Yesterday, Congressman Ted Poe (TX-02) along with Congressmen Trey Gowdy (SC-04), Steve King (IA-05), Steve Scalise (LA-01), and Jeff Landry (LA-03) offered an amendment to the FY 2013 CJS Appropriations bill that would prohibit the Census Bureau from using funds to enforce a criminal penalty on Americans who choose not to participate in the American Community Survey (ACS). The House passed the Poe/Gowdy/Scalise/King amendment unanimously.
The ACS is separate from the decennial Census that is required by the Constitution. The decennial Census that is conducted every ten years to account for the population includes ten basic questions. The ACS is a 48-question survey that is sent to 3 million Americans each year.It includes questions about mental disabilities in your home, personal financial information, whether you have a toilet and what time you leave for and return from work each day. Currently, those who choose not to respond are threatened with a criminal penalty. The Poe amendment would prohibit any funds from being used to enforce criminal penalties for people who do not wish to participate in this government-mandated survey.

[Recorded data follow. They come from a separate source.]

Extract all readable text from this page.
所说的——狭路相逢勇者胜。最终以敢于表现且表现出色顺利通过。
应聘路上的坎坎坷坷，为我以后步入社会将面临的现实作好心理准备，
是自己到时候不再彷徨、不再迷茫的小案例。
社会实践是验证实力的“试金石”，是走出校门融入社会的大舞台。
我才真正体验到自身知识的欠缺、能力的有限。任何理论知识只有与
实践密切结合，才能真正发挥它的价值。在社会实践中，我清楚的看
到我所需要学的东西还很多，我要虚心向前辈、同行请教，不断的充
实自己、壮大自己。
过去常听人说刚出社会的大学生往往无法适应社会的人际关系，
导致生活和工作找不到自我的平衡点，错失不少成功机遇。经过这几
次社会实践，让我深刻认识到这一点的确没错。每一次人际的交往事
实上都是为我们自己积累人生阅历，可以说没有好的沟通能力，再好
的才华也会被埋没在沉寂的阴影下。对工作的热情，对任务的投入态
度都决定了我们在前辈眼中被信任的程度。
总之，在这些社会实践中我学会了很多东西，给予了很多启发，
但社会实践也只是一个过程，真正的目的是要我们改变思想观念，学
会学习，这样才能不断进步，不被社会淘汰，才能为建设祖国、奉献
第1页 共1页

"The Federal Government has no right to force citizens who do not fill out the American Community Survey with a criminal penalty," said Rep. Poe. "I have heard from countless Texans who are uncomfortable with the intrusive nature of some of the questions in the ACS, but they feel intimidated and forced to participate because the threat of a criminal penalty from the government still exists. I am pleased that my colleagues on both sides of the aisle agree that penalizing private citizens for not filling out a government-mandated survey is an abuse of government power."
"Judge Poe hits the nail on the head with this amendment," said Rep. Gowdy. "If citizens want to tell you how often they lose concentration or how many flush toilets are in their home, that's up to them. Frankly, I think it's none of the government's business. To threaten prosecution for the failure to answer these questions is outrageous. The purpose of the census is to apportion the congressional seats. Accordingly, asking about the number of household members of voting age and the race of the household members for purposes of constitutional compliance are the only two questions the government needs the answer to."
"I am proud to join my colleagues in fighting yet another government overreach by an Administration that disregards the Constitution," said Rep. Landry.
"We get better information from volunteers than we do people that are coerced" said Rep. King. "They may well not fill out this survey accurately if they think they're doing so under penalty of law. The American people should have the freedom to refuse to answer this Orwellian survey and not have an intrusive federal government threatening to impose a fine if they refuse."
"Washington bureaucrats should not be allowed to force American families to disclose private and sensitive personal information against their will through the American Community Survey under the threat of hefty fines, and I'm glad our amendment passed in the House today to reverse this offensive and intrusive policy," said Rep. Scalise.